Fig. 4.

Haemin affects transcription of esxA and esxC and secretion of the encoded proteins. (a) S. aureus RN6390 and the isogenic essC deletion strain were grown aerobically in the presence or absence of 1 µM haemin to an OD₆₀₀ of 1, at which point mRNA from at least three biological replicates was prepared as described in the Methods.

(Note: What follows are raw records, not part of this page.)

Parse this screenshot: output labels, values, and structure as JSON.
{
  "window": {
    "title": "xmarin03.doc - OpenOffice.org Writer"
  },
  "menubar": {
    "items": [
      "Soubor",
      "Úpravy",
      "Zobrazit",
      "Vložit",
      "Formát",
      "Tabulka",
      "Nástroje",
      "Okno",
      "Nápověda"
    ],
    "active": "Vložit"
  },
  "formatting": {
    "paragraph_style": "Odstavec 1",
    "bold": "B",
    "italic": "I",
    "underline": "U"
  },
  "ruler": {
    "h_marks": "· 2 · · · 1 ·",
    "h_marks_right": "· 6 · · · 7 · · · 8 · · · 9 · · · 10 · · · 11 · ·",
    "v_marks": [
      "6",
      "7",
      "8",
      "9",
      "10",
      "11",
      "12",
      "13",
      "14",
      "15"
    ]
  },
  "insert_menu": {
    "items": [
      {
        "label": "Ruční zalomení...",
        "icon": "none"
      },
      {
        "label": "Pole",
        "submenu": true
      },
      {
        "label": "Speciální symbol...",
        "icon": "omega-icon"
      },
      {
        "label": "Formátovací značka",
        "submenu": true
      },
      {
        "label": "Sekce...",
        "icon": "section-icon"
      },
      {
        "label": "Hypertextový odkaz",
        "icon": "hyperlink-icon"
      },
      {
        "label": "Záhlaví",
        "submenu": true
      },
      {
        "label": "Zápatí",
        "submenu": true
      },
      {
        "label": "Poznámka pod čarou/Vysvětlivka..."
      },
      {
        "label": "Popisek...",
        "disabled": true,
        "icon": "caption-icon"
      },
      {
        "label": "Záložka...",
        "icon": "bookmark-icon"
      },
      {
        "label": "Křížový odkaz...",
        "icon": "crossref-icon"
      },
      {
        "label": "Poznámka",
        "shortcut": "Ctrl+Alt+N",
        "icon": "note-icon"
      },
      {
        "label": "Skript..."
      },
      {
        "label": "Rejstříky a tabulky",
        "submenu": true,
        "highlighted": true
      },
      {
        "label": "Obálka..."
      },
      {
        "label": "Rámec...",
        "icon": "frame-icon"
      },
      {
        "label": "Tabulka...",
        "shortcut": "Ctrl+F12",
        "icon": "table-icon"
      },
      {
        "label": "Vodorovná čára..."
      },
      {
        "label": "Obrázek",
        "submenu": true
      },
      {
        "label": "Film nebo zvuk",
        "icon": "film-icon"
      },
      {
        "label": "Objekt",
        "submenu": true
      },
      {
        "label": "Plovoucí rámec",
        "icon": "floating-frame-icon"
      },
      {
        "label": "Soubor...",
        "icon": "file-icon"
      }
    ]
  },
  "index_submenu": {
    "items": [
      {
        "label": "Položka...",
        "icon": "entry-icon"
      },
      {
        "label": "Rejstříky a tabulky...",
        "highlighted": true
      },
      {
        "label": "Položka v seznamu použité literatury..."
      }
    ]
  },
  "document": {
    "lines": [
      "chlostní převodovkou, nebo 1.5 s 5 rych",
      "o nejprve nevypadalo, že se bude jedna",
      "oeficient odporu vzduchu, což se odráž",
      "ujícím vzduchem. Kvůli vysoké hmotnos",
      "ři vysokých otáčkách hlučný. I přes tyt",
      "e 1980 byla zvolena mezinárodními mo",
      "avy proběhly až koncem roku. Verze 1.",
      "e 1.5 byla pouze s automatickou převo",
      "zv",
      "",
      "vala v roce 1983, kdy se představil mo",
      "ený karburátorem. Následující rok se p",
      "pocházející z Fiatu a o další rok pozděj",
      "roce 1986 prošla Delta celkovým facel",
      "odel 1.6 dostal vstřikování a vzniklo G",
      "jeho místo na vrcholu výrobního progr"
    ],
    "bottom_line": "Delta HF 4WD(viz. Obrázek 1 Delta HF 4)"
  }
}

Relative transcription levels of the esxA and esxC genes were assayed by RT-qPCR (normalized against the level of 16S rRNA). ****P<0.0001; **P<0.01. (b) S. aureus RN6390 and the isogenic essC deletion strain were cultured in the presence of the indicated concentrations of haemin for 18 h in 96-well plates (200 µl volume) with shaking. Yellow fluorescent protein (YFP) fluorescence of the culture was monitored at 485 nm and was measured in arbitrary units that were normalized to the growth at each time point. Fluorescence was statistically significantly higher in the presence of haemin than in its absence, for both RN6390 and the essC deletion strain (assessed by comparing the relative fluorescence in the absence of haemin with the relative fluorescence measured in the presence of 1, 2, 5 or 10 µM haemin at each time point sampled between 3 and 6 h) (P<0.05 in all cases). (c) Quantification of the levels of T7SS-related proteins in the presence and absence of 1 µM haemin. Cultures of RN6390 and the essC deletion strain grown aerobically in TSB medium in the presence or absence of 1 µM haemin to an OD₆₀₀ of 2 and separated into cells and supernatant (sn) as described in the Methods. For quantification of protein in the cellular fraction, 5 µl of a cell culture adjusted to an OD₆₀₀ of 1 was loaded and for the TCA-precipitated supernatant an equivalent of 15 µl of culture supernatant was loaded. Quantification results are expressed as the ratio of the signal obtained in the presence 1 µM haemin to that in the absence of haemin. The results represent the mean±sd of at least three biological replicates. P values from Student's paired t-tests are shown.